Depok Tidak Mendukung Pembangunan Rumah Rakyat
Regulasi masih menjadi salah satu kendala yang dikeluhkan pengembang untuk membangun rumah rakyat. Selain lama dan menjadi post biaya yang cukup signifikan, ada sejumlah pemerintah daerah (Pemda) yang tidak mendukung pembangunan rumah rakyat dengan berbagai alasannya. Mereka mengeluarkan regulasi di bidang perumahan yang bertentangan dengan program pembangunan sejuta rumah.

“Salah satu daerah yang tidak mendukung program sejuta rumah itu Depok (Jawa Barat). Di sana minimal lahan yang bisa dibangun untuk perumahan luasnya 120 m2, kalau seperti ini mana bisa kita bangun untuk rumah murah,” ujar Wakil Ketua Umum REI Bidang Perumahan Sejahtera Tapak, Dadang H. Juhro, saat menyampaikan progres pembangunan sejuta rumah di Jakarta, Senin (5/10).
Dadang menyebutkan, tahun ini pengembang swasta diberi target membangun 300 ribu rumah untuk kalangan non MBR. Sedangkan untuk program sejuta rumah pengembang anggota REI sudah memiliki izin sebanyak 114 ribu unit.

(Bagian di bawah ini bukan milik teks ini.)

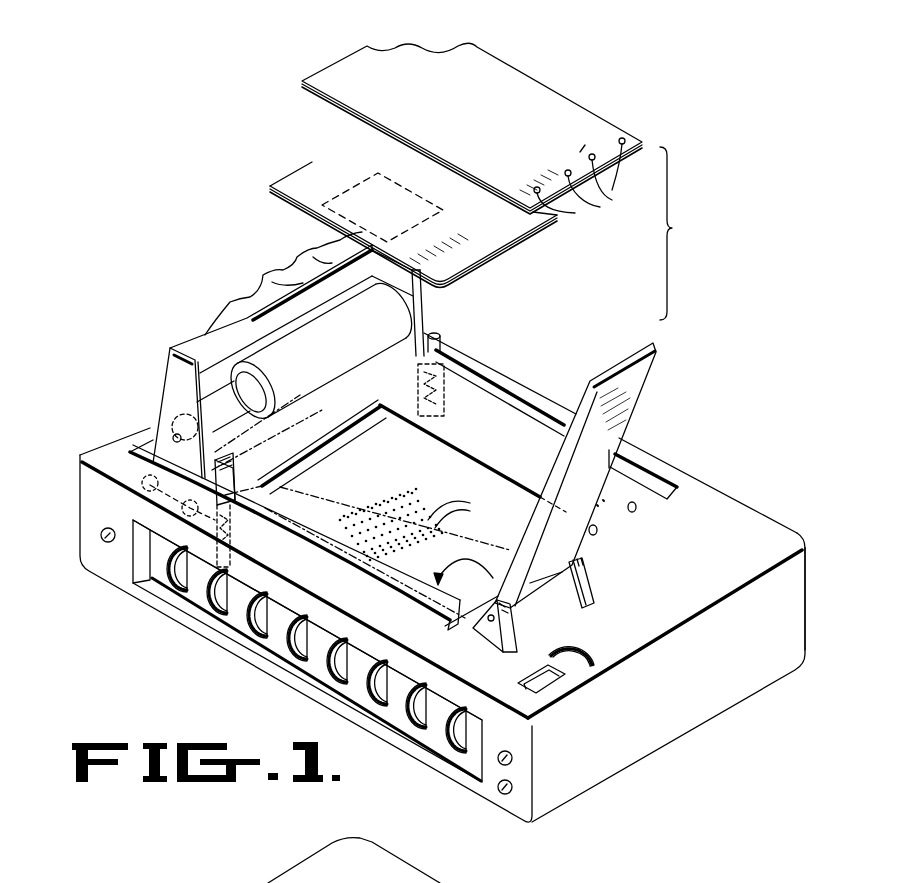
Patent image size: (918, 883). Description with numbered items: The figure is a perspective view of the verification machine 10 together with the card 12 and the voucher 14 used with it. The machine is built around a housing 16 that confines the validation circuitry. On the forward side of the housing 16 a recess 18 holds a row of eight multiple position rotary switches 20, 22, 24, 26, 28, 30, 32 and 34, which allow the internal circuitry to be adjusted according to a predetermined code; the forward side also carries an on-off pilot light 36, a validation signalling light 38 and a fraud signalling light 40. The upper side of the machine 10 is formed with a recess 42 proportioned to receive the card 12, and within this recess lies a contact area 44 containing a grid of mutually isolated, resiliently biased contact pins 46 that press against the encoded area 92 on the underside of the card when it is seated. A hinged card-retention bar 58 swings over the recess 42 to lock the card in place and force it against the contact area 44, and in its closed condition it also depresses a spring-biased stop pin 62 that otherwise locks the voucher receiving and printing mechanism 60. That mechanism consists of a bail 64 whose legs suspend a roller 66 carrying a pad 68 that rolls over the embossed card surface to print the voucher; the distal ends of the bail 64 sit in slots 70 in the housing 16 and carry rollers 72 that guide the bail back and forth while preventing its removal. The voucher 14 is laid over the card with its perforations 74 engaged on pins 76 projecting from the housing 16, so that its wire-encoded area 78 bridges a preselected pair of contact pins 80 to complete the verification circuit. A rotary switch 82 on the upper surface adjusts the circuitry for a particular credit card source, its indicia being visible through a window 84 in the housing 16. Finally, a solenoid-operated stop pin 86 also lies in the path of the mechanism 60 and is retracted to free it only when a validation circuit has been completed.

The verification machine 10 is at (722, 490).
The card 12 is at (391, 194).
The voucher 14 is at (478, 127).
The housing 16 is at (798, 595).
The recess 18 is at (477, 733).
The multiple position rotary switch 20 is at (174, 580).
The multiple position rotary switch 22 is at (212, 608).
The multiple position rotary switch 24 is at (252, 632).
The multiple position rotary switch 26 is at (294, 655).
The multiple position rotary switch 28 is at (335, 678).
The multiple position rotary switch 30 is at (378, 702).
The multiple position rotary switch 32 is at (420, 725).
The multiple position rotary switch 34 is at (460, 748).
The on-off pilot light 36 is at (100, 540).
The validation signalling light 38 is at (498, 763).
The fraud signalling light 40 is at (505, 795).
The recess 42 is at (457, 462).
The contact area 44 is at (360, 492).
The contact pins 46 is at (467, 508).
The card-retention bar 58 is at (640, 372).
The voucher receiving and printing mechanism 60 is at (311, 355).
The spring-biased stop pin 62 is at (272, 437).
The bail 64 is at (170, 347).
The roller 66 is at (210, 403).
The pad 68 is at (400, 318).
The slots 70 is at (497, 392).
The rollers 72 is at (148, 486).
The perforations 74 is at (583, 206).
The pins 76 is at (597, 530).
The wire-encoded area 78 is at (585, 145).
The contact pins 80 is at (612, 492).
The rotary switch 82 is at (594, 660).
The window 84 is at (560, 686).
The solenoid-operated stop pin 86 is at (442, 347).
The encoded area 92 is at (332, 188).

Dari jumlah tersebut yang sudah terbangun baru sekitar 60 ribu unit.
“Harus diakui jumlahnya relatif kecil, ini dikarenakan masih banyaknya kendala khususnya di daerah dengan belum sinkronnya kebijakan pemerintah pusat dan daerah. Ini menyulitkan kami yang membangun di lapangan,” imbuhnya.
Kendati demikian pemerintah melalui Kementerian Pekerjaan Umum dan Perumahan Rakyat (Kemenpupera) tetap optimis program pembangunan sejuta rumah tahun 2015 dapat terwujud. Dari 700 ribu unit rumah yang ditujukan untuk masyarakat berpenghasilan rendah (MBR) hingga September 2015 telah terbangun hampir 500 ribu, persisnya 493.552 unit.